The NetworkEnv class is designed to be used with any gym environment, but at the moment it assumes the actions and observations of any underlying environment are numpy arrays. Another thing to be wary of is the lack of support for observation spaces and action spaces of any type other than gym.spaces.Discrete or gym.spaces.Box. If support for other spaces is needed you could easily implement this yourself, by adding functionality to gym_space_to_dict in bikey.network.env_process as well as dict_to_gym_space in bikey.network.network_env. Simply put the details necessary to describe and reconstruct a space in a dictionary, and make sure this dictionary can be serialized as JSON.

Run the bikey.network.server script to start an environment server:

python -m bikey.network.server

# or use the -h or --help flag to display the command's options:
python -m bikey.network.server -h

To shut down the server use the -s or --stop flags:

python -m bikey.network.server --stop

It should be run on the machine that started the server, otherwise the server will not shut down. This command will not automatically detect the address and port of a running server: they should be provided to the script.

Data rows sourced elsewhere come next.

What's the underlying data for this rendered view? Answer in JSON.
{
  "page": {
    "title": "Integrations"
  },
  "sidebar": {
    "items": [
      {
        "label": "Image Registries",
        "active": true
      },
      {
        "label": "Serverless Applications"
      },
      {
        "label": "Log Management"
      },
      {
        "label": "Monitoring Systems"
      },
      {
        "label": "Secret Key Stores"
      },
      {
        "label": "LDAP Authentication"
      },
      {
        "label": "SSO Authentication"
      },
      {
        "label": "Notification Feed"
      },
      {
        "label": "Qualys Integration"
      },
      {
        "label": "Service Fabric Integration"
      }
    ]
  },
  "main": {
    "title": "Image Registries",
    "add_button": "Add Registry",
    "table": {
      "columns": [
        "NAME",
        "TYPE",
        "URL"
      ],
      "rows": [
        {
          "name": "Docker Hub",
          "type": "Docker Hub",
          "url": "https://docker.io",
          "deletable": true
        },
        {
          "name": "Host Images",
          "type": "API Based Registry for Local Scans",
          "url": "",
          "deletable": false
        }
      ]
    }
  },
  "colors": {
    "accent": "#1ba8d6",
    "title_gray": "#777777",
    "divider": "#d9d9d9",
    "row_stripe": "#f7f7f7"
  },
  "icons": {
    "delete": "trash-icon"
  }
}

Custom Simulink environments (work in progress)

This package makes creating your own Simulink environments as easy as possible. All you need to do is subclass bikey.spacar.SpacarEnv, override the process_step() function with the code for your own environment, and set up the correct observation and action spaces. The process_step() function defines the rules of the environment: it determines rewards, when to end an episode, and additionally it can provide some general info that can be useful when debugging a RL training session.

The basic Simulink template file has a very simple Simulink model: actions are provided to Simulink through a constant block, and outputs are read out from the Matlab workspace. If you need to customize this feel free to do so, but make sure there is a constant block with name 'actions', and a block that saves the last, and only the last, Spacar observation to 'out.observations' in the Matlab workspace.

Along with all of the settings available when instantiating an environment, this should give you plenty of room to create any setup you want.